La sinistra e la Casta

La Casta della rendita e dei burocrati ha detto la sua ieri pomeriggio, intorno alle 18. Con il suo solito, straordinario tempismo, la Corte Costituzionale è intervenuta nella campagna referendaria bocciando parti qualificanti della riforma Madia con un tipico cavillo da azzeccarbugli (ci vuole l’intesa con le Regioni, non basta il parere), utilizzando i principi costituzionali dettati dall’attuale sciagurato titolo V, quello che possiamo finalmente cambiare con il referendum. Una sentenza emblematica, che dimostra quanto sono potenti le resistenze conservatrici al cambiamento, e grida una fortissima ragione in più per il Sì al referendum. Niente che già non sapessimo, per quello che mi riguarda. Ma ieri sera il mio Sì si è moltiplicato per mille, e spero quello di tanti.

Poi stamattina ho incontrato per strada un vecchio compagno della sezione “1° maggio” che non vedevo forse da trenta anni, e subito si è parlato di referendum. “Io voto No, Velardi. Non mi fido…”. Gli ho chiesto le ragioni della sfiducia (“da tanti anni solo chiacchiere, delusioni, divisioni…”). Abbiamo conversato con serietà e affetto, gli ho detto delle mie ragioni, ho insistito sui temi della lotta alla burocrazia, ai poteri chiusi e arroccati, non (solo) perché fossero di giornata, ma perché a me sembrano davvero cruciali nel voto del 4 dicembre. Infine ci siamo abbracciati, e ho visto nel suo sguardo smarrimento, incertezza. Forse in un quarto d’ora sono riuscito a convincerlo.

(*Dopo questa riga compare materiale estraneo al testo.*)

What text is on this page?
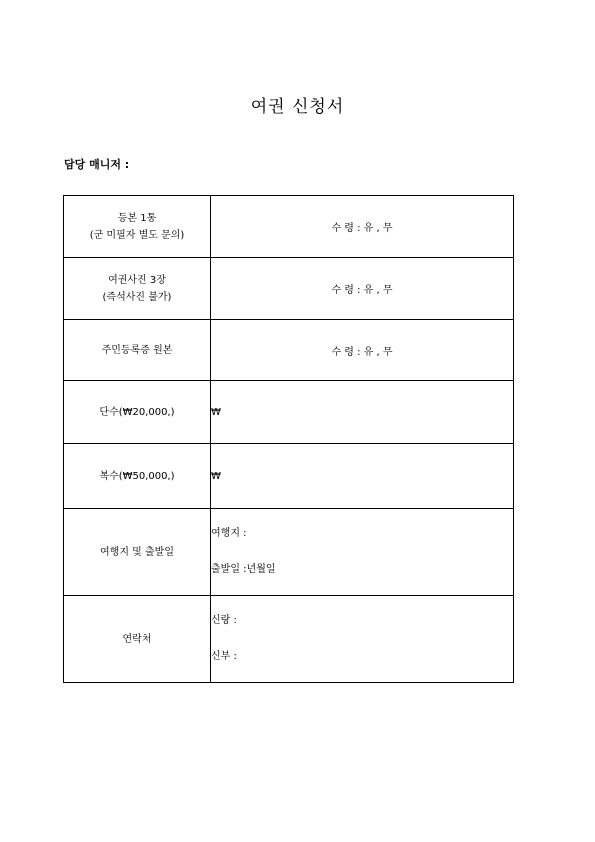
여권 신청서
담당 매니저 :
등본 1통
(군 미필자 별도 문의)	수 령 : 유 , 무
여권사진 3장
(즉석사진 불가)	수 령 : 유 , 무
주민등록증 원본	수 령 : 유 , 무
단수(₩20,000,)	₩
복수(₩50,000,)	₩
여행지 및 출발일	여행지 :
출발일 :년월일

연락처	신랑 :
신부 :
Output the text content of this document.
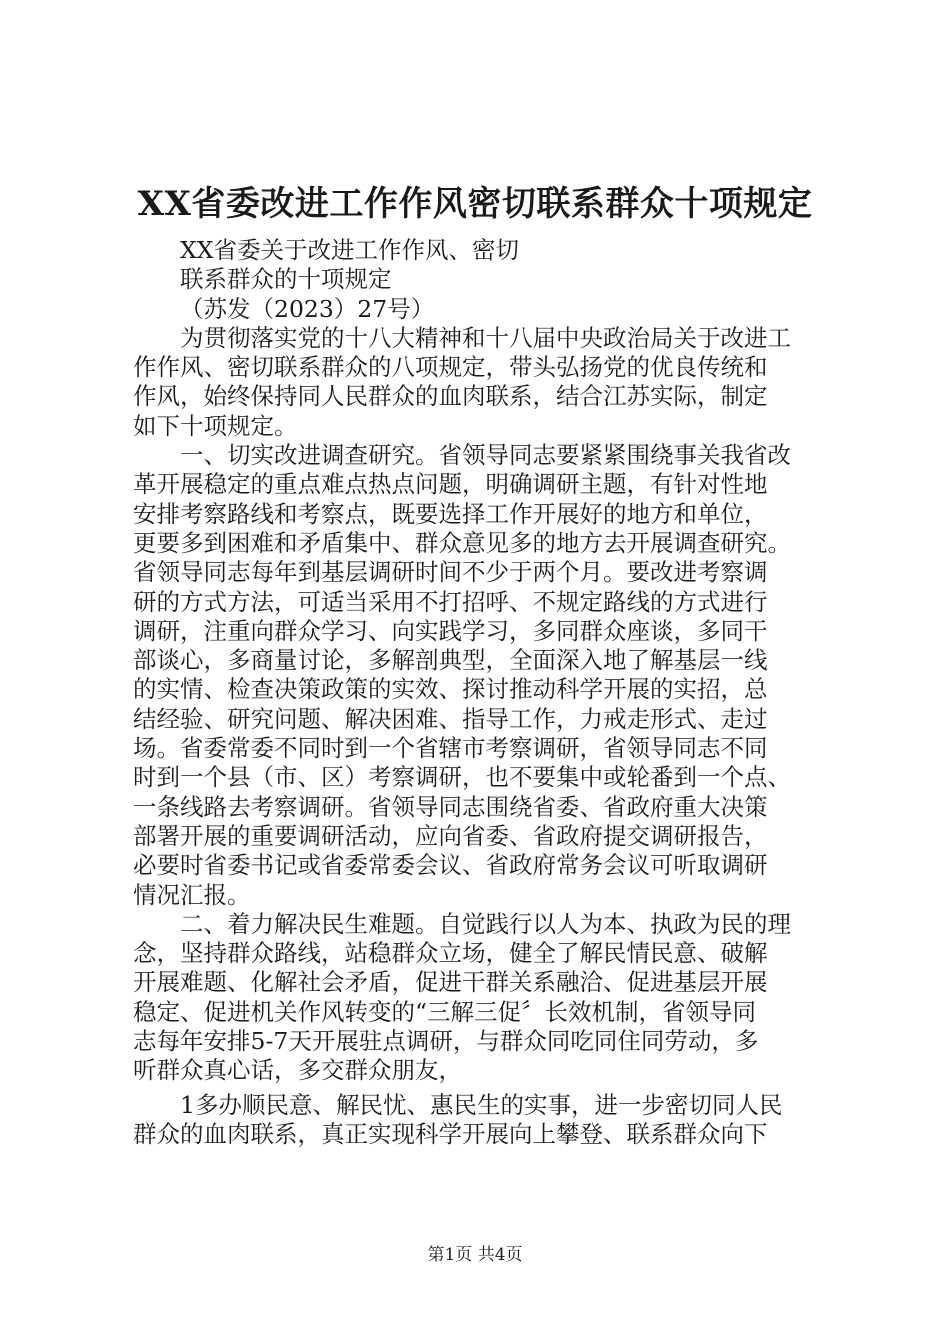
XX省委改进工作作风密切联系群众十项规定
XX省委关于改进工作作风、密切
联系群众的十项规定
（苏发（2023）27号）
为贯彻落实党的十八大精神和十八届中央政治局关于改进工
作作风、密切联系群众的八项规定，带头弘扬党的优良传统和
作风，始终保持同人民群众的血肉联系，结合江苏实际，制定
如下十项规定。
一、切实改进调查研究。省领导同志要紧紧围绕事关我省改
革开展稳定的重点难点热点问题，明确调研主题，有针对性地
安排考察路线和考察点，既要选择工作开展好的地方和单位，
更要多到困难和矛盾集中、群众意见多的地方去开展调查研究。
省领导同志每年到基层调研时间不少于两个月。要改进考察调
研的方式方法，可适当采用不打招呼、不规定路线的方式进行
调研，注重向群众学习、向实践学习，多同群众座谈，多同干
部谈心，多商量讨论，多解剖典型，全面深入地了解基层一线
的实情、检查决策政策的实效、探讨推动科学开展的实招，总
结经验、研究问题、解决困难、指导工作，力戒走形式、走过
场。省委常委不同时到一个省辖市考察调研，省领导同志不同
时到一个县（市、区）考察调研，也不要集中或轮番到一个点、
一条线路去考察调研。省领导同志围绕省委、省政府重大决策
部署开展的重要调研活动，应向省委、省政府提交调研报告，
必要时省委书记或省委常委会议、省政府常务会议可听取调研
情况汇报。
二、着力解决民生难题。自觉践行以人为本、执政为民的理
念，坚持群众路线，站稳群众立场，健全了解民情民意、破解
开展难题、化解社会矛盾，促进干群关系融洽、促进基层开展
稳定、促进机关作风转变的“三解三促〞长效机制，省领导同
志每年安排5-7天开展驻点调研，与群众同吃同住同劳动，多
听群众真心话，多交群众朋友，
1多办顺民意、解民忧、惠民生的实事，进一步密切同人民
群众的血肉联系，真正实现科学开展向上攀登、联系群众向下
第1页 共4页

Però tornando a casa, e ora che scrivo, mi è salito un velo di tristezza. Ma che cosa è successo a quella che una volta era la mia grande famiglia, la sinistra italiana? Come abbiamo fatto a  disperdere quel patrimonio umano, di cultura politica, quell’impasto di ideali importanti e concreto riformismo che ha segnato un pezzo significativo della storia di tanti di noi? E quanti errori abbiamo fatto tutti (magari anche Renzi, l’ultimo arrivato) se quella che a me oggi sembra una posizione ovvia, scontata (il Sì alla riforma), non appare tale a quel compagno che mi insegnò a mettere la giusta dose di Sichozell nell’acqua che serviva ad attaccare i manifesti, e certo non è un grand commis di Stato, non è amico di nessuna casta, non è grillino né berlusconiano, e – in fondo – vuole, proprio come me, solo una società che funzioni meglio?